As new creation, it has no telos. It isn’t going anywhere–it only is because its Lord speaks it, only in relation to him. So it doesn’t need to travel, as if it were to move beyond him, or as if his voice alone were insufficient to create it, and so it had to move itself from the old towards the new. No, for freedom Christ has set us free–so nowhere else left to go.
Now, regarding our existence in the present age, that is, what’s happening to these institutions, to the old Adam and his religious life, etc., well, no self-flagellation needed. Our Lord has that part taken care of (as he takes care of all things). The Spirit does work on us, to be sure–drives us to the cross. So we die, used up, poured out, crucified with Christ. Isn’t that plenty?
Adam,
I find your concept of Church a bit baffling, so I started writing on an alternative, more Augustinian understanding of the church, and actually ended up with a short essay. I posted it here:
http://buttrey.ca/michael/2009/06/true-worship-and-the-city-of-god/
It might sound catholic to modern ears, but it’s eminently Reformed, if that’s where you’re at.
Furthermore, I’m perplexed by where you end your list of what the Spirit and Christ do. Did anything happen to Christ after his death? Does that have any relevance for us now? No?
Michael,
I’ll respond to your blog post (which sounds Reformed enough to my ears–but then, I’m a Lutheran, and so inclined to see catholic and Reformed positions as fundamentally quite close together) where it’s at, but very briefly respond to your last questions here.
I probably put things in backwards order in my last post, but that’s not such a big deal. The point stands either way–everything old passes away, and there is a new creation. Death and resurrection. So the work of Christ and the Spirit in this age will look like death.
But those of us who have been united with him by baptism into his death have also heard something else–that death is already behind us (2000 years behind us, in fact), though the world does not know this and will not believe it. I’d think that’s of great relevance–it means that while I see my old self decaying, while I suffer, while the Spirit works to pour out my life for the good of my neighbor, I don’t worry, because I now live Jesus’ own inexhaustible life. And so too the whole church.
Ahh, you’re Lutheran. That makes some sense. I’m afraid I know very little of Lutheranism except Richard Niebuhr’s (mis)characterization of it, but it at least helps me understand how strange your comments seemed at first glance.
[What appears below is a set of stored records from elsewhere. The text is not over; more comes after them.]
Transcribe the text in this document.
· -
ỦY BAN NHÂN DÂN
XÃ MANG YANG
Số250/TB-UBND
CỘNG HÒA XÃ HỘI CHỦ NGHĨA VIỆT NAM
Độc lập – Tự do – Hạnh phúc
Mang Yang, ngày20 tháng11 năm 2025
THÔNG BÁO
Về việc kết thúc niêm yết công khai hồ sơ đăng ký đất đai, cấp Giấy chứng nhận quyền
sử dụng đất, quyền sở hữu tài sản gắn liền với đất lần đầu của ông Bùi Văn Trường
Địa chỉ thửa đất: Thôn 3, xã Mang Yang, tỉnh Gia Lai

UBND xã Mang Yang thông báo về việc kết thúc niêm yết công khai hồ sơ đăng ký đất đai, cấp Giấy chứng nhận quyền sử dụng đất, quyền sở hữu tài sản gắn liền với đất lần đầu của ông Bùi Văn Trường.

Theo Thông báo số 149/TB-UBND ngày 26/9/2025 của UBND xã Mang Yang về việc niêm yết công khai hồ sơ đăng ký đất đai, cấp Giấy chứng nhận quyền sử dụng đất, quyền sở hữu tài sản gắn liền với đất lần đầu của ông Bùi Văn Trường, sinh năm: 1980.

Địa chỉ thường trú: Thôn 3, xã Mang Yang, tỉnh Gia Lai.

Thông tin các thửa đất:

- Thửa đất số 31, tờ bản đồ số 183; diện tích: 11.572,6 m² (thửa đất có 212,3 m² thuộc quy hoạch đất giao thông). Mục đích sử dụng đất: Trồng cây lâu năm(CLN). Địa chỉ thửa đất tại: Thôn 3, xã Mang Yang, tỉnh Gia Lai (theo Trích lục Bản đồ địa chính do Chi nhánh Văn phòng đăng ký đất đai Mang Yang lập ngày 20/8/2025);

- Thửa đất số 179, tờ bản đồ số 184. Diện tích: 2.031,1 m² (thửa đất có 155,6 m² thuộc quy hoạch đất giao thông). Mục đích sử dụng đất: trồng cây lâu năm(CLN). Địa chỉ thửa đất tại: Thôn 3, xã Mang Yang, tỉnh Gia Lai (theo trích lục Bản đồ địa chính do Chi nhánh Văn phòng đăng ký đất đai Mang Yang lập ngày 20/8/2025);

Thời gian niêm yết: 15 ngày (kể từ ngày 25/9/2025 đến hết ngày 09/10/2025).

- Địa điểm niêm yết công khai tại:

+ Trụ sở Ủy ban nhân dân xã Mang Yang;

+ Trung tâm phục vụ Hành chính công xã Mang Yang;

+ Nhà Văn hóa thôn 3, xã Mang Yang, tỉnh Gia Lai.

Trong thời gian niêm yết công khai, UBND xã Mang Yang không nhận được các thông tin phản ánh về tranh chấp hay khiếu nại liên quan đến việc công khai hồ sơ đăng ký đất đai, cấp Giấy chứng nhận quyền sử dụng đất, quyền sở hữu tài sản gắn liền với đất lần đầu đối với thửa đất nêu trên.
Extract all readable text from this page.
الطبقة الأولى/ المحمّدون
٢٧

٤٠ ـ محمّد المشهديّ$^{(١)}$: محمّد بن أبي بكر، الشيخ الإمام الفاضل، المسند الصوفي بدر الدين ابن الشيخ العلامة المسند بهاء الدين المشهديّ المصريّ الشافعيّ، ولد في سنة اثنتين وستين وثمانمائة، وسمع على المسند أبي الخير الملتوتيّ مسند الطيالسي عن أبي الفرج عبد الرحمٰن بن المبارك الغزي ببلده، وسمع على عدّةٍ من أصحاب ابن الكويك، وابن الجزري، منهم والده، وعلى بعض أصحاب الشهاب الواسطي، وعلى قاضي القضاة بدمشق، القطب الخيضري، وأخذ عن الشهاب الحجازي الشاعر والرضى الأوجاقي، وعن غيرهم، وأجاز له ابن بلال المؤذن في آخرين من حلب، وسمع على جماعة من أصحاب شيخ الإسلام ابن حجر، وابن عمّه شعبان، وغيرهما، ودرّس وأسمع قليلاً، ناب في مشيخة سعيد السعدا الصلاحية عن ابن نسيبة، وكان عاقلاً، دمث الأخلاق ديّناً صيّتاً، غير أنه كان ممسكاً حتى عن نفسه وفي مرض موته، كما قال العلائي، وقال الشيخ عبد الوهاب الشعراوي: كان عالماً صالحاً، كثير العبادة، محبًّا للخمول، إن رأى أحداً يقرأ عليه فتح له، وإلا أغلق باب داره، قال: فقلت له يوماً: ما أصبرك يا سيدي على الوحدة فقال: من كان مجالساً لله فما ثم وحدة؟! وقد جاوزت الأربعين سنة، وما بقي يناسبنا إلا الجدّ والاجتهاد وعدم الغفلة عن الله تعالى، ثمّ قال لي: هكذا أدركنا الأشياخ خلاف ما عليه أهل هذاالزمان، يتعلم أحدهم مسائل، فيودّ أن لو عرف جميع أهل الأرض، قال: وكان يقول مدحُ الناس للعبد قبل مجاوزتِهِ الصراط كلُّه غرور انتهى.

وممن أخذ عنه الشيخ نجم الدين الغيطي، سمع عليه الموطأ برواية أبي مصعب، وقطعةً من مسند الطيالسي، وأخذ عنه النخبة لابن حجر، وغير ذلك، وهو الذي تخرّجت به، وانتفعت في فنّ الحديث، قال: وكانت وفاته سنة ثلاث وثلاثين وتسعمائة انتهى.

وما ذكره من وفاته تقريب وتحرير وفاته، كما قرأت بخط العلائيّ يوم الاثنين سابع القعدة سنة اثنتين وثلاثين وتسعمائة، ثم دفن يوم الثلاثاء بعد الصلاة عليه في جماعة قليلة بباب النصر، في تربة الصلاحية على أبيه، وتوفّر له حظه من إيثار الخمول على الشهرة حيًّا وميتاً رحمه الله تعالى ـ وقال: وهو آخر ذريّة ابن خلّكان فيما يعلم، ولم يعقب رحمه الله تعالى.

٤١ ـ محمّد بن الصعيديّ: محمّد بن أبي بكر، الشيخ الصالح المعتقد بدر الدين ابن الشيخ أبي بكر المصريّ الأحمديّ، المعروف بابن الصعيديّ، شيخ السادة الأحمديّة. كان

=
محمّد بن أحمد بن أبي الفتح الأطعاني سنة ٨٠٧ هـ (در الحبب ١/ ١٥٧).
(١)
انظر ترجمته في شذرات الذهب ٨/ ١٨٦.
I hope you don’t mind my saying so; I mean no disrespect to you or other Lutheran(s). :)
No, I generally don’t expect anyone to know Lutheran positions on most issues, especially ecclesiology. Your highest profile Lutherans (e.g., Jenson) tend to advance ecclesiological programs that have little to nothing in common with Luther. Anyway, I’ll reserve that for your blog–interaction with Augustine seems to me exactly the right place to sort this out.
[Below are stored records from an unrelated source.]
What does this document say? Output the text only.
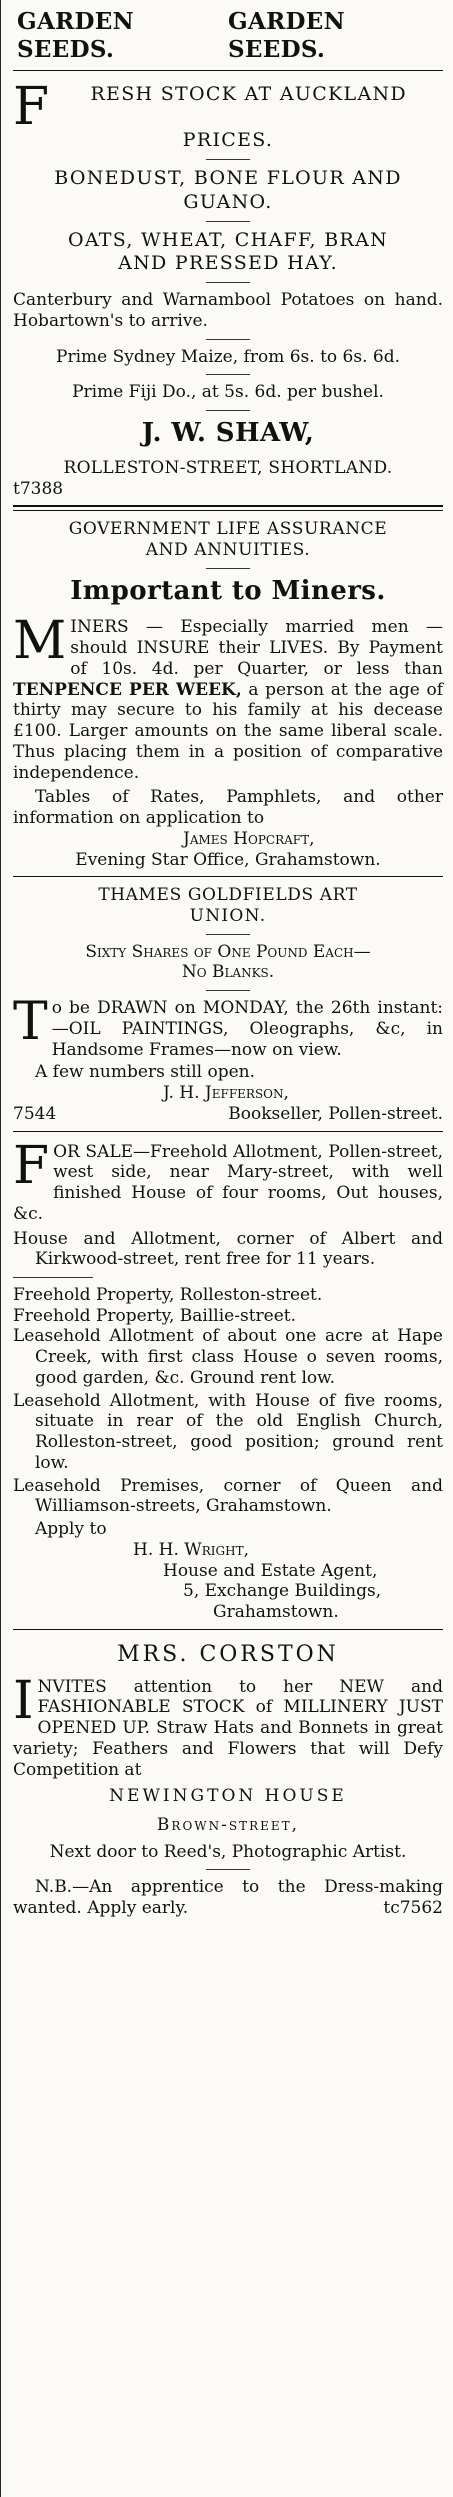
GARDEN SEEDS.
GARDEN SEEDS.

F RESH STOCK AT AUCKLAND

PRICES.

BONEDUST, BONE FLOUR AND

GUANO.

OATS, WHEAT, CHAFF, BRAN

AND PRESSED HAY.

Canterbury and Warnambool Potatoes on hand. Hobartown's to arrive.

Prime Sydney Maize, from 6s. to 6s. 6d.

Prime Fiji Do., at 5s. 6d. per bushel.

J. W. SHAW,

ROLLESTON-STREET, SHORTLAND.

t7388

GOVERNMENT LIFE ASSURANCE

AND ANNUITIES.

Important to Miners.

MINERS — Especially married men — should INSURE their LIVES. By Payment of 10s. 4d. per Quarter, or less than TENPENCE PER WEEK, a person at the age of thirty may secure to his family at his decease £100. Larger amounts on the same liberal scale. Thus placing them in a position of comparative independence.

Tables of Rates, Pamphlets, and other information on application to

James Hopcraft,

Evening Star Office, Grahamstown.

THAMES GOLDFIELDS ART

UNION.

Sixty Shares of One Pound Each—

No Blanks.

To be DRAWN on MONDAY, the 26th instant:—OIL PAINTINGS, Oleographs, &c, in Handsome Frames—now on view.

A few numbers still open.

J. H. Jefferson,

7544	Bookseller, Pollen-street.

FOR SALE—Freehold Allotment, Pollen-street, west side, near Mary-street, with well finished House of four rooms, Out houses, &c.

House and Allotment, corner of Albert and Kirkwood-street, rent free for 11 years.

Freehold Property, Rolleston-street.

Freehold Property, Baillie-street.

Leasehold Allotment of about one acre at Hape Creek, with first class House o seven rooms, good garden, &c. Ground rent low.

Leasehold Allotment, with House of five rooms, situate in rear of the old English Church, Rolleston-street, good position; ground rent low.

Leasehold Premises, corner of Queen and Williamson-streets, Grahamstown.

Apply to

H. H. Wright,

House and Estate Agent,

5, Exchange Buildings,

Grahamstown.

MRS. CORSTON

INVITES attention to her NEW and FASHIONABLE STOCK of MILLINERY JUST OPENED UP. Straw Hats and Bonnets in great variety; Feathers and Flowers that will Defy Competition at

NEWINGTON HOUSE

Brown-street,

Next door to Reed's, Photographic Artist.

N.B.—An apprentice to the Dress-making wanted. Apply early.	tc7562
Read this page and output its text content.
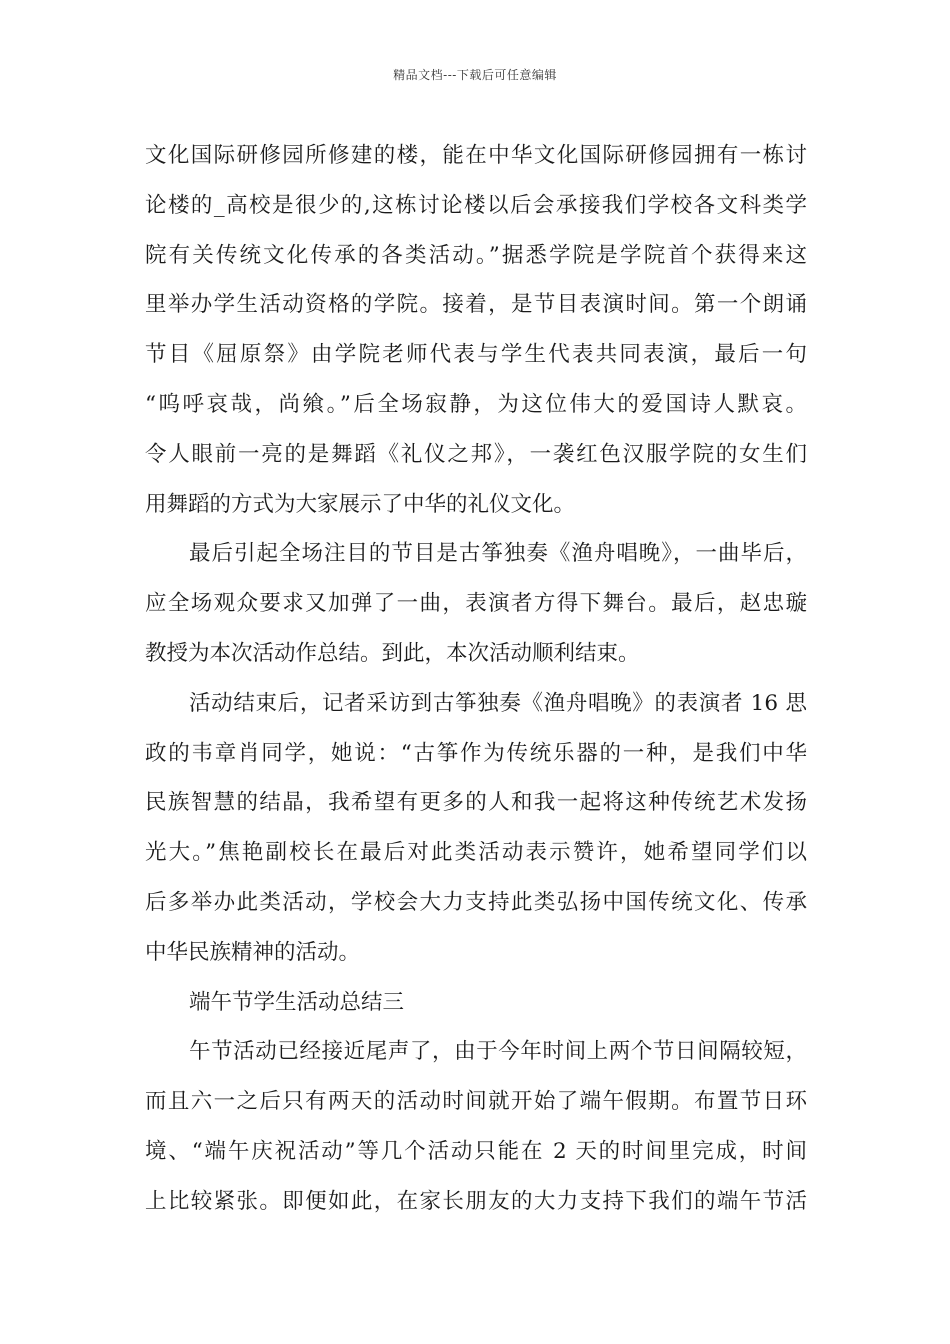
精品文档---下载后可任意编辑
文化国际研修园所修建的楼，能在中华文化国际研修园拥有一栋讨
论楼的_高校是很少的,这栋讨论楼以后会承接我们学校各文科类学
院有关传统文化传承的各类活动。”据悉学院是学院首个获得来这
里举办学生活动资格的学院。接着，是节目表演时间。第一个朗诵
节目《屈原祭》由学院老师代表与学生代表共同表演，最后一句
“呜呼哀哉，尚飨。”后全场寂静，为这位伟大的爱国诗人默哀。
令人眼前一亮的是舞蹈《礼仪之邦》，一袭红色汉服学院的女生们
用舞蹈的方式为大家展示了中华的礼仪文化。
最后引起全场注目的节目是古筝独奏《渔舟唱晚》，一曲毕后，
应全场观众要求又加弹了一曲，表演者方得下舞台。最后，赵忠璇
教授为本次活动作总结。到此，本次活动顺利结束。
活动结束后，记者采访到古筝独奏《渔舟唱晚》的表演者 16 思
政的韦章肖同学，她说：“古筝作为传统乐器的一种，是我们中华
民族智慧的结晶，我希望有更多的人和我一起将这种传统艺术发扬
光大。”焦艳副校长在最后对此类活动表示赞许，她希望同学们以
后多举办此类活动，学校会大力支持此类弘扬中国传统文化、传承
中华民族精神的活动。
端午节学生活动总结三
午节活动已经接近尾声了，由于今年时间上两个节日间隔较短，
而且六一之后只有两天的活动时间就开始了端午假期。布置节日环
境、“端午庆祝活动”等几个活动只能在 2 天的时间里完成，时间
上比较紧张。即便如此，在家长朋友的大力支持下我们的端午节活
“A legitimate, functioning government is the precondition for civilization.”
Q. Is “civilization” an idol?
While the question, “What’s worse, ‘taxation without representation” or ‘infanticide’?” makes for great rhetoric, it a canard.
The Declaration of Independence spells out a list of “Facts” about King George, including “He has refused his Assent to Laws, the most wholesome and necessary for the public good.” This is the same claim made by the virulent anti-abortionists about our current state. Even R.C Sproul in his series on government stated a legitimate government loses its legitimacy when it fails to defend life, and I do not consider Sproul to be an extremist. He would be inconsistent, however, in the ways Halden has recently pointed out.